To throw more fuel on the fire, just remember that whenever volatile markets arise, the media likes to play on the emotions of investors and individuals. Fear sells and generates clicks. That’s how writers make money. That’s why it’s important to ignore all the doom and gloom news stories that you might find in your Google or Facebook feed. These are people who are trying to capitalize on your emotions. Remember that no one makes money but your broker when you’re trying to sell at the bottom.
Take A Look In The Mirror
Many individuals I talk to that are young and investing think that they can handle the volatility of the market. “Index stocks are for wimps. I’m buying weed stocks and Facebook.” Those triumphant boasts quickly turn into agony and whimper when markets correct.
So how does it feel to lose $15K in one day? Is that something you can stomach? If the answer is no, then perhaps it’s not a good ideal try to pick winners in the stock market. If losing that much money in your investments give you anxiety and depressive feelings, then it’s probably not a good idea to have an investment portfolio full of stocks. So many investors don’t realize it until it’s too late that they have no stomach for a negative stock market. If you’re thinking about selling everything right, then it’s a good sign that going with an investment portfolio with anything greater than 60% in equities is a bad idea.
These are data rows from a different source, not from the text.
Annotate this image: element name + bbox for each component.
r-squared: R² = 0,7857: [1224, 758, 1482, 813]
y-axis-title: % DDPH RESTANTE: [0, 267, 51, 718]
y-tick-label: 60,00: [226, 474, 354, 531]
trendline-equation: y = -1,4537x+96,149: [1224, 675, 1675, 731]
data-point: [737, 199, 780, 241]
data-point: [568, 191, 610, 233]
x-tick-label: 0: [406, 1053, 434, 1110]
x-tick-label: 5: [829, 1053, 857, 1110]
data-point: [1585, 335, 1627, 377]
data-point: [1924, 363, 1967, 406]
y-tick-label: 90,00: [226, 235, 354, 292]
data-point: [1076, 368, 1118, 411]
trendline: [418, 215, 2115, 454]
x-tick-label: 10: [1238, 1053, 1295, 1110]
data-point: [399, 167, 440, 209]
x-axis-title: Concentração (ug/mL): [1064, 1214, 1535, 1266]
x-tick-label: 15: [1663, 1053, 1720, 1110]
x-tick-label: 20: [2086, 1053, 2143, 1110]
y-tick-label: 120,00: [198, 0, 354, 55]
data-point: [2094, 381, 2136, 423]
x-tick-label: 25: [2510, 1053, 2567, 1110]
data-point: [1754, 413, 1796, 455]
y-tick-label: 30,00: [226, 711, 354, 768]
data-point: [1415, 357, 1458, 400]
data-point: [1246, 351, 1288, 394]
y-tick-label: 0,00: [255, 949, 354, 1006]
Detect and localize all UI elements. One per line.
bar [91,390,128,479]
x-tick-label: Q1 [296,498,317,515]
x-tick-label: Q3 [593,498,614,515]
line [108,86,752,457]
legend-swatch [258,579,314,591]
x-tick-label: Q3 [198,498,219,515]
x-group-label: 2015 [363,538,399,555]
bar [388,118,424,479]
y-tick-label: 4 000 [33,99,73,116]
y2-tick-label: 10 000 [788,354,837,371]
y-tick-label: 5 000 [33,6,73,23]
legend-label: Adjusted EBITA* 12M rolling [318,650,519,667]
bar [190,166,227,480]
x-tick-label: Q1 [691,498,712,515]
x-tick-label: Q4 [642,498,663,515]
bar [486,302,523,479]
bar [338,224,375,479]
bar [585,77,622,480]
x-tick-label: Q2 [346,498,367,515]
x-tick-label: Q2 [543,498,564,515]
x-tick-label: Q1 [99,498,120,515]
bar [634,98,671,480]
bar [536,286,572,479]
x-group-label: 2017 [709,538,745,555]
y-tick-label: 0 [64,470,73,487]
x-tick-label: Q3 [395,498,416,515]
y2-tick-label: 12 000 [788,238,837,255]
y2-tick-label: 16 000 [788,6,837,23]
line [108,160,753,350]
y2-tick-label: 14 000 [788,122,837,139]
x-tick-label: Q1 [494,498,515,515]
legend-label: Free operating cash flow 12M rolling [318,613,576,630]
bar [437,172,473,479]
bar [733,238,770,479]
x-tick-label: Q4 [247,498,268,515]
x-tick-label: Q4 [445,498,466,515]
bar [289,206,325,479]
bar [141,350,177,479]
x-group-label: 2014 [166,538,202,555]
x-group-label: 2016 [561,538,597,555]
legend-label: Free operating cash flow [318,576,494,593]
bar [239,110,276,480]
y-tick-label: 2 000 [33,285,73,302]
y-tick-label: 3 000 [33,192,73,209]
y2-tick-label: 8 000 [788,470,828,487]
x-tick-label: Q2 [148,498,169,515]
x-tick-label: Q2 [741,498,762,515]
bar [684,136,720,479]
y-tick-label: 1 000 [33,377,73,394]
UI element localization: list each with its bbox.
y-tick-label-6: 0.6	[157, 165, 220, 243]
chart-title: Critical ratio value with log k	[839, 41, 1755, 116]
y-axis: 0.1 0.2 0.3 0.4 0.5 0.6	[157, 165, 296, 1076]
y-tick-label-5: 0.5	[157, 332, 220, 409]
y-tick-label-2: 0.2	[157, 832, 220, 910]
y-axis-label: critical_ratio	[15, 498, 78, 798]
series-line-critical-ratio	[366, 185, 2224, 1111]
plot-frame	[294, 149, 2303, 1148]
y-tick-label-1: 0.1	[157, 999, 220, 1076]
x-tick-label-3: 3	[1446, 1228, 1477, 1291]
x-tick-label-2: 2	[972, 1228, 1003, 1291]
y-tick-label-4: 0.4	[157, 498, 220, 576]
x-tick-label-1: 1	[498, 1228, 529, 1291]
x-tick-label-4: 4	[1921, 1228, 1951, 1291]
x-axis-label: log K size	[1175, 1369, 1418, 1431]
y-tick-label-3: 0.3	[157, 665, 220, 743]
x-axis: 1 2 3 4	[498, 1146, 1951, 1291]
Remember that a balanced portfolio is the best way to weather the storm. A strict 60% equity, 40% fixed income is generally the most balanced approach for novice investors. Just imagine that if the markets were to correct 20% tomorrow and you were holding a $50k portfolio, would losing $10k make you feel miserable? What if I told you holding a 60% equity and 40% fixed income portfolio would only suffer a $5k drop, would you be able to stomach that easier? Just remember in a balanced portfolio, the larger the fixed income allocation, the less volatility the portfolio will experience. You really have to ask yourself, is the extra risk worth it?
Staying The Course
Remember that investing is a long term commitment. Just like relationships, investment portfolios have their ups and their downs. It’s important to stay the course and not deviate from your original investment thesis of becoming financially independent. If the volatility of the markets keep you scared, then adjust the asset allocations to meet your risk tolerance.
The markets will always have their ups and downs. It’s impossible guess when that will happen. The only thing we can do is mitigate the risk. That said, the current economic environment doesn’t look too bad. The US is still growing. Companies are still profiting and historically speaking, interest rates are still low.
While interest rates are so low, it’s hard to see the economy faltering so soon, but rates are rising, make no doubt about it. The markets will continue to be volatile as interest rates rise because no one likes paying more interest on loans, especially corporations. Thus it’s important to remain cautious. Don’t stretch yourself and chase after easy gains, because those gains can quickly become losses. Remember to keep your investments balanced because no one knows when the next market downturn will be. Most importantly, stop worrying over your investments. In the long term things tend to work out well. So go out and enjoy life instead.